Investigators plan to combine expertise in drug discovery, artificial intelligence (AI), and experimental cancer models and platforms in a new program to design precision cancer drugs. Under an academic and commercial collaboration between The Institute of Cancer Research, London, the Bellvitge Biomedical Research Institute (IDIBELL), Barcelona, and Vivan Therapeutics, a multi-disciplinary team will seek to create drugs that can counteract drug resistance.

The scientists will have a particular focus on creating therapeutics that could target KRAS, a cancer-driving protein. Few currently approved drugs target KRAS, and patients usually become resistant within months to those that are available.

The group at The Institute of Cancer Research (ICR), led by Paul Workman, PhD, who has long been interested small-molecule cancer drugs, and Albert Antolin, PhD, at IDIBELL, who is developing new strategies based on big data and AI to power drug design. They will work with Vivan Therapeutics to create more effective targeted cancer drugs that could be less prone to the problem of resistance.

Design and develop small molecule therapeutics

The research team aims to design and develop small molecules that could simultaneously target multiple weaknesses in cancers with debilitating mutations faults in KRAS. Vivan Therapeutics has developed a collection of fruit fly models that have such mutations in KRAS, either alone or in combination with other or similar genetic mutations that drive cancer growth. The company has also developed a technology platform to enable testing of cancer therapies at a high-throughput level.
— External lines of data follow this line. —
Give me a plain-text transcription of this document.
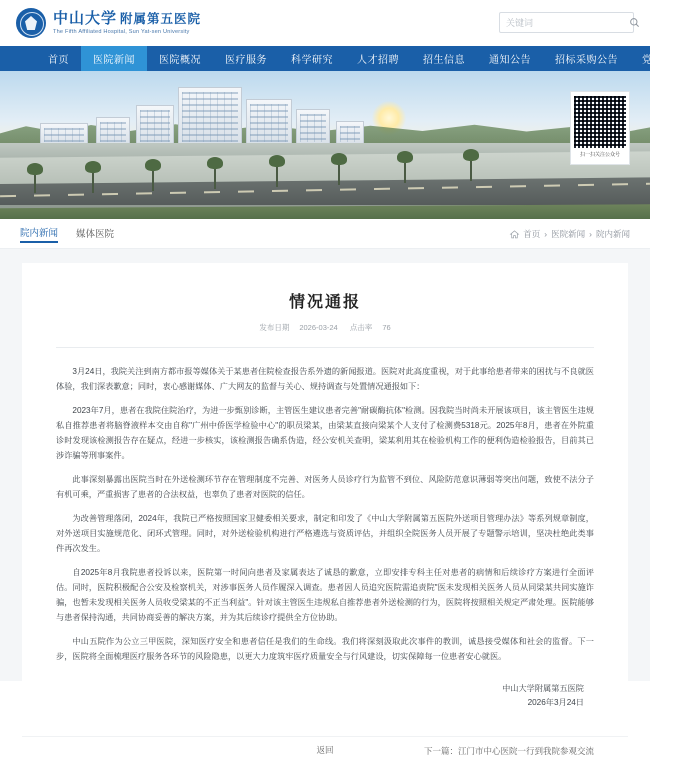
中山大学 附属第五医院
The Fifth Affiliated Hospital, Sun Yat-sen University
关键词
首页	医院新闻	医院概况	医疗服务	科学研究	人才招聘	招生信息	通知公告	招标采购公告	党建工作
扫一扫关注公众号
院内新闻 媒体医院	首页 › 医院新闻 › 院内新闻
情况通报
发布日期 2026-03-24 点击率 76

3月24日，我院关注到南方都市报等媒体关于某患者住院检查报告系外遗的新闻报道。医院对此高度重视，对于此事给患者带来的困扰与不良就医体验，我们深表歉意；同时，衷心感谢媒体、广大网友的监督与关心、规持调查与处置情况通报如下：

2023年7月，患者在我院住院治疗，为进一步甄别诊断，主管医生建议患者完善"耐碳酶抗体"检测。因我院当时尚未开展该项目，该主管医生违规私自推荐患者将脑脊液样本交由自称"广州中侨医学检验中心"的职员梁某，由梁某直接向梁某个人支付了检测费5318元。2025年8月，患者在外院重诊时发现该检测报告存在疑点，经进一步核实，该检测报告确系伪造，经公安机关查明，梁某利用其在检验机构工作的便利伪造检验报告，目前其已涉诈骗等刑事案件。

此事深刻暴露出医院当时在外送检测环节存在管理制度不完善、对医务人员诊疗行为监管不到位、风险防范意识薄弱等突出问题，致使不法分子有机可乘，严重损害了患者的合法权益，也辜负了患者对医院的信任。

为改善管理落闭，2024年，我院已严格按照国家卫健委相关要求，制定和印发了《中山大学附属第五医院外送项目管理办法》等系列规章制度，对外送项目实施规范化、闭环式管理。同时，对外送检验机构进行严格遴选与资质评估，并组织全院医务人员开展了专题警示培训，坚决杜绝此类事件再次发生。

自2025年8月我院患者投诉以来，医院第一时间向患者及家属表达了诚恳的歉意，立即安排专科主任对患者的病情和后续诊疗方案进行全面评估。同时，医院积极配合公安及检察机关，对涉事医务人员作履深入调查。患者因人员追究医院需追责院"医未发现相关医务人员从同梁某共同实施诈骗，也暂未发现相关医务人员收受梁某的不正当利益"。针对该主管医生违规私自推荐患者外送检测的行为，医院将按照相关规定严肃处理。医院能够与患者保持沟通，共同协商妥善的解决方案，并为其后续诊疗提供全方位协助。

中山五院作为公立三甲医院，深知医疗安全和患者信任是我们的生命线。我们将深刻汲取此次事件的教训，诚恳接受媒体和社会的监督。下一步，医院将全面梳理医疗服务各环节的风险隐患，以更大力度筑牢医疗质量安全与行风建设，切实保障每一位患者安心就医。

中山大学附属第五医院
2026年3月24日
返回	下一篇：江门市中心医院一行到我院参观交流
Antolin will use new computational methods to identify promising compounds that could target both KRAS and other cancer-driving proteins.

Workman will bring his experience in drug discovery and potentially test small molecules discovered in this project on cancer cells in his laboratory before testing the most promising compounds in fly models developed by Vivan.

“Our goal is to find safe and effective new drugs that are less likely to evoke resistance than current drugs by targeting multiple weaknesses in cancer at once and that ultimately benefit cancer patients by giving them new treatment options that last longer than those that are currently available,” explains Workman.

“I am really excited about this multidisciplinary, industry-academia collaboration because the partners bring in very different and complementary expertise to tackle an important challenge that could make a big difference to many patients with cancers that harbor KRAS mutations,” adds Antolin.

“We are thrilled to work with the Antolin and Workman labs to pioneer new therapies for hard to treat cancers,” says Laura Towart, CEO of Vivan Therapeutics. “We utilize our in vivo high throughput drug screening platform to identify combinations of approved drugs to personalize patient treatment today, but we are also committed to developing therapies of the future.”